Mestre Jamaica also spoke about coming to Salt Lake City and founding the capoeira group Volta Miúda in 2009, named after the region his family hails from.
“In 1999 I was invited by a group of people who were teaching capoeira, actually practicing capoeira at BYU through a capoeira club they founded,” he said. “So the club gets so big, and then they actually need someone who knows a little bit more about the culture.”
He applied and got a visa. He first moved to Utah, then to Massachusetts for about a year and a half, and finally returned to the Beehive State.
“Utah had something about it that felt like it was a magnetic thing. I think it’s the mountains or something, you know?” he said. “So I came back to Utah and I’ve been here ever since.”
He added: “When I got here it was very difficult. I didn’t speak a word of English. I had to get used to the weather because it’s different where I come from. Also, as an immigrant I’ve done all sorts of jobs you can imagine – pizza delivery, construction worker, working in a hospital – but I’ve always had the thought that my mission in this world is to spread this beautiful art form that is Capoeira.
“So I always had that in mind and continued to train alone, going to parks and sometimes doing outside of opening hours when people go to the club and then come out of the clubs. They would go to a restaurant like Denny’s to eat, and I would stand in front of Denny’s, do capoeira, play berimbau, do somersaults, just get people’s attention. And then slowly build up a small group of people and start training in the park and slowly just keep getting bigger.
“And here we are today with this beautiful community. In our church, many children train, women, men, old men, young men, old women, young women. I like to say that capoeira is for everyone.”
He also spoke about what the art form brings to people’s lives.
“Let’s put it this way, Capoeira is great therapy. When you go there, interact with other people, clap your hands, sing, dance, challenge each other, my class is so beautiful. When you see a parent come in with their own kids and jump around in circles, play, smile, then go home and start competing with each other, but in a good way, it couldn’t be better.
“How often do I have cases of people coming into my class and they’re kind of quiet. I can say that there is something wrong with this person. Then, six months later, the person comes to me and says, ‘Thank you very much, this community saved my life. I was about to kind of leave this world, you know, I was in a deep depression, I was stressed, and suddenly, being with you guys, I feel alive again.”
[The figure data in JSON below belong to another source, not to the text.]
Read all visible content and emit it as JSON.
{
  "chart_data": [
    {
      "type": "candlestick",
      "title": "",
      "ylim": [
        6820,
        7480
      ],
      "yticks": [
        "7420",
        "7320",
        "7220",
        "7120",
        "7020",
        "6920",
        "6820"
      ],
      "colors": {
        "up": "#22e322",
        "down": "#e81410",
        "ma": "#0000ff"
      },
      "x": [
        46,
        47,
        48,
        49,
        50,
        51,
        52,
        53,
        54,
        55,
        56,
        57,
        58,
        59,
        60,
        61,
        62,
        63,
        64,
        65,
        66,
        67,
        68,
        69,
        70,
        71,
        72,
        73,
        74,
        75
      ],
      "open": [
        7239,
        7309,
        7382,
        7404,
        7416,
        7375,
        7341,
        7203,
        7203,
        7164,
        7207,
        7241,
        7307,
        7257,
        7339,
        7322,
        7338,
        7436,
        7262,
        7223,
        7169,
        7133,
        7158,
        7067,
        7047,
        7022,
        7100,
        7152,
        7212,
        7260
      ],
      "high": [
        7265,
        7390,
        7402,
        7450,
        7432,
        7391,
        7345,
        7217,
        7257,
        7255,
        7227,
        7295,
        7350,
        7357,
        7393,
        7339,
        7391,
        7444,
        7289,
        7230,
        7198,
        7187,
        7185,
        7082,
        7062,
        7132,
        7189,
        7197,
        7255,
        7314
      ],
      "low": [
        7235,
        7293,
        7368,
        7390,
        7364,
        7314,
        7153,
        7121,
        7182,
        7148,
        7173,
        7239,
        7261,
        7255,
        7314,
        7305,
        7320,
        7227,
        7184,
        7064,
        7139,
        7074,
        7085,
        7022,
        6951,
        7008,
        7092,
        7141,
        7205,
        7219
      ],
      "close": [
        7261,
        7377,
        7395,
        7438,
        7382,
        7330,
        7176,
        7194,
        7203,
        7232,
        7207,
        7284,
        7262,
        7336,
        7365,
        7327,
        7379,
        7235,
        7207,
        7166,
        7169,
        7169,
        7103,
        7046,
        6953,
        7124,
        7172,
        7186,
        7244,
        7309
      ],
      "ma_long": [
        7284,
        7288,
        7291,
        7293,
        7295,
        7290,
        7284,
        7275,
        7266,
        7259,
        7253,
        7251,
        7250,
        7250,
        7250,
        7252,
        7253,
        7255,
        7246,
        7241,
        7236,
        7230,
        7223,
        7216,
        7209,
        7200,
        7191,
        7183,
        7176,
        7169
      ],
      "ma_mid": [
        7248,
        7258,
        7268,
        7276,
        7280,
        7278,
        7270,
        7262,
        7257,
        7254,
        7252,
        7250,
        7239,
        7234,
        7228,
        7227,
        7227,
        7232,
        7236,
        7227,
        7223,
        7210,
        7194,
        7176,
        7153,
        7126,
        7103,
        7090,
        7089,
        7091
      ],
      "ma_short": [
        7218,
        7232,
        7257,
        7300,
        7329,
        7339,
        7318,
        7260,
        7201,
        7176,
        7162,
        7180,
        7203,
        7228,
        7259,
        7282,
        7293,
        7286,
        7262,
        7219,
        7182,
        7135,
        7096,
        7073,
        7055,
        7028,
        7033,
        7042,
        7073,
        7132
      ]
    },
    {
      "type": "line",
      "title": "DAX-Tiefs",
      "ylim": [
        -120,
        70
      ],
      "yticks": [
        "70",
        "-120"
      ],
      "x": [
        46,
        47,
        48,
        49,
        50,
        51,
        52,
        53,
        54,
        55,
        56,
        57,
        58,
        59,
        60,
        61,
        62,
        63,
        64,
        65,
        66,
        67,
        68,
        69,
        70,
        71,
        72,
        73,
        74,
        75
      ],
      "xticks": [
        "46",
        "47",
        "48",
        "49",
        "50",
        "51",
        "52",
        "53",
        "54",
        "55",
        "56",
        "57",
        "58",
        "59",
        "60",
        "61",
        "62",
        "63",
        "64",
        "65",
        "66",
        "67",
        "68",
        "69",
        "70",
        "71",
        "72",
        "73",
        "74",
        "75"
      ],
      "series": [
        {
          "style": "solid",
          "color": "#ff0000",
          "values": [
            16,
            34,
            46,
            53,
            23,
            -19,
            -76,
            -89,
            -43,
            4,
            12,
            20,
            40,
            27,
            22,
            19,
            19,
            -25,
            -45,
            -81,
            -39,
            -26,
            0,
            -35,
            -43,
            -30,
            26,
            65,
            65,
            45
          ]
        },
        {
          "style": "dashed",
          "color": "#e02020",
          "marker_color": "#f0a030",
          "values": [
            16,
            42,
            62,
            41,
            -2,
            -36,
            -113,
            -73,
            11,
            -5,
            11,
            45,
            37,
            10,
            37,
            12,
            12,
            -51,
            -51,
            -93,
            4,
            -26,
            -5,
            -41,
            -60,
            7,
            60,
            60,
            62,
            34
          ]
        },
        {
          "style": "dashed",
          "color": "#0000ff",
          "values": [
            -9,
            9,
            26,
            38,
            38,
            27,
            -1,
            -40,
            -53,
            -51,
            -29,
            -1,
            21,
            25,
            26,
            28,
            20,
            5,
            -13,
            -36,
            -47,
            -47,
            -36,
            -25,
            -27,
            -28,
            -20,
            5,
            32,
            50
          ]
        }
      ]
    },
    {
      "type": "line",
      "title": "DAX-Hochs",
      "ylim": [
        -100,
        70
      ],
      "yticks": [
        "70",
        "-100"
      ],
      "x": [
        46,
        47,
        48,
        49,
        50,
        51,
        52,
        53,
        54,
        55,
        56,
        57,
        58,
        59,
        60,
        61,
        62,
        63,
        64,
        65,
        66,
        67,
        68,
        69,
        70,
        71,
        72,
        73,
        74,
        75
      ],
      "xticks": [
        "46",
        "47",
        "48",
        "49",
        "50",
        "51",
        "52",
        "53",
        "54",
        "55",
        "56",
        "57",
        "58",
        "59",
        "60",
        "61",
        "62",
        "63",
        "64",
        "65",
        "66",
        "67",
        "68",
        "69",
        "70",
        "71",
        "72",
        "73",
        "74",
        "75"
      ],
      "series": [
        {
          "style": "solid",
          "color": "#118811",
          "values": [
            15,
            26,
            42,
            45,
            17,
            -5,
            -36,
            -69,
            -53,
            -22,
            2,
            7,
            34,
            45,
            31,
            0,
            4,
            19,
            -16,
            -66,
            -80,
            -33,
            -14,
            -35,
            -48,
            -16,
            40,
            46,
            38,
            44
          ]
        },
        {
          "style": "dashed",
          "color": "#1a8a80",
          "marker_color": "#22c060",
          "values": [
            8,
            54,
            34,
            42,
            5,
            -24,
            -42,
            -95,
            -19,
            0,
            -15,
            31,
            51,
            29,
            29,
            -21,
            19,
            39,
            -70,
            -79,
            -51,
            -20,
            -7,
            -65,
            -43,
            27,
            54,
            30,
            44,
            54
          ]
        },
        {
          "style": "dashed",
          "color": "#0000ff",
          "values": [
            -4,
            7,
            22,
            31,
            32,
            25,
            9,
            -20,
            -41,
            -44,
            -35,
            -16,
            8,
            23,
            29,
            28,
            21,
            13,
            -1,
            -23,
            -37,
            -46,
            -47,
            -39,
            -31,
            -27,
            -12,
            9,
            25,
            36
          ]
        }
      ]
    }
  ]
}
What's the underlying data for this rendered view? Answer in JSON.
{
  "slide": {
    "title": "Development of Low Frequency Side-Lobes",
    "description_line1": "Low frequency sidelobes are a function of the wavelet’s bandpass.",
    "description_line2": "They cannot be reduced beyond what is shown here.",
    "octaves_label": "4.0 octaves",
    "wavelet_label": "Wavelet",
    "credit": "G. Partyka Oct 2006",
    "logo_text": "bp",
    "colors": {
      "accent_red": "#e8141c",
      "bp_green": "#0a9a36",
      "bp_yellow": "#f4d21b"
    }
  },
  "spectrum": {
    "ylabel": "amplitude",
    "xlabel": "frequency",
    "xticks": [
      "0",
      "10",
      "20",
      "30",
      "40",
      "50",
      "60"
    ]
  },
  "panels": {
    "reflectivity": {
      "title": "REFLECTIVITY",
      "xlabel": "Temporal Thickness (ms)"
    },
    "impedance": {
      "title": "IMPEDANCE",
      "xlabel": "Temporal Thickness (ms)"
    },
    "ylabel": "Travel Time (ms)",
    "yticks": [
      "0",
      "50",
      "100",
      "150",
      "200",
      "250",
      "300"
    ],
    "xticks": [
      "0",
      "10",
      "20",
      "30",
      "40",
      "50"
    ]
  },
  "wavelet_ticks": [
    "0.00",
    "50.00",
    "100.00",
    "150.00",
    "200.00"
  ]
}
“Every time we go out on the street and perform, it’s something really beautiful. It’s very entertaining for people; People just look at it and think, whoa, that’s awesome, you know? But then people always ask a question – do you dance or do you fight? We like to say we dance like a fighter and we fight like a dancer, so that’s the best way to explain capoeira, you know what I mean?”
Mestre Jamaica said he recently took a group of 10 people to Brazil to explore the culture and country. He said he couldn’t wait to have some of his mother’s food.
“My mother is my heroine, and I like to say that my mother is my first champion,” he said. “She taught me who I am today. Everything I use in Capoeira, my ideas, my passion for Capoeira definitely comes from my mother.”
He said he also learned lessons from his father, including focusing on the present rather than the future. “I think it’s very important to be there at the moment,” he said. “One thing my father always told me; Try not to worry about the past because if you worry about the past you only hurt yourself twice so try to learn from the past, leave the present and prepare for the future.
“So my preparation for the future is to have faith in my people and to make sure that the little kids who are training in the class today can be better people in the future and help us out in this crazy world we live in , about to change.”
Capoeira classes are held at the Alliance Theater in Trolley Square on Monday and Wednesday evenings.
Brazilian Jiu-Jitsu classes are held Tuesday and Thursday evenings at 3614 W. 2100 South.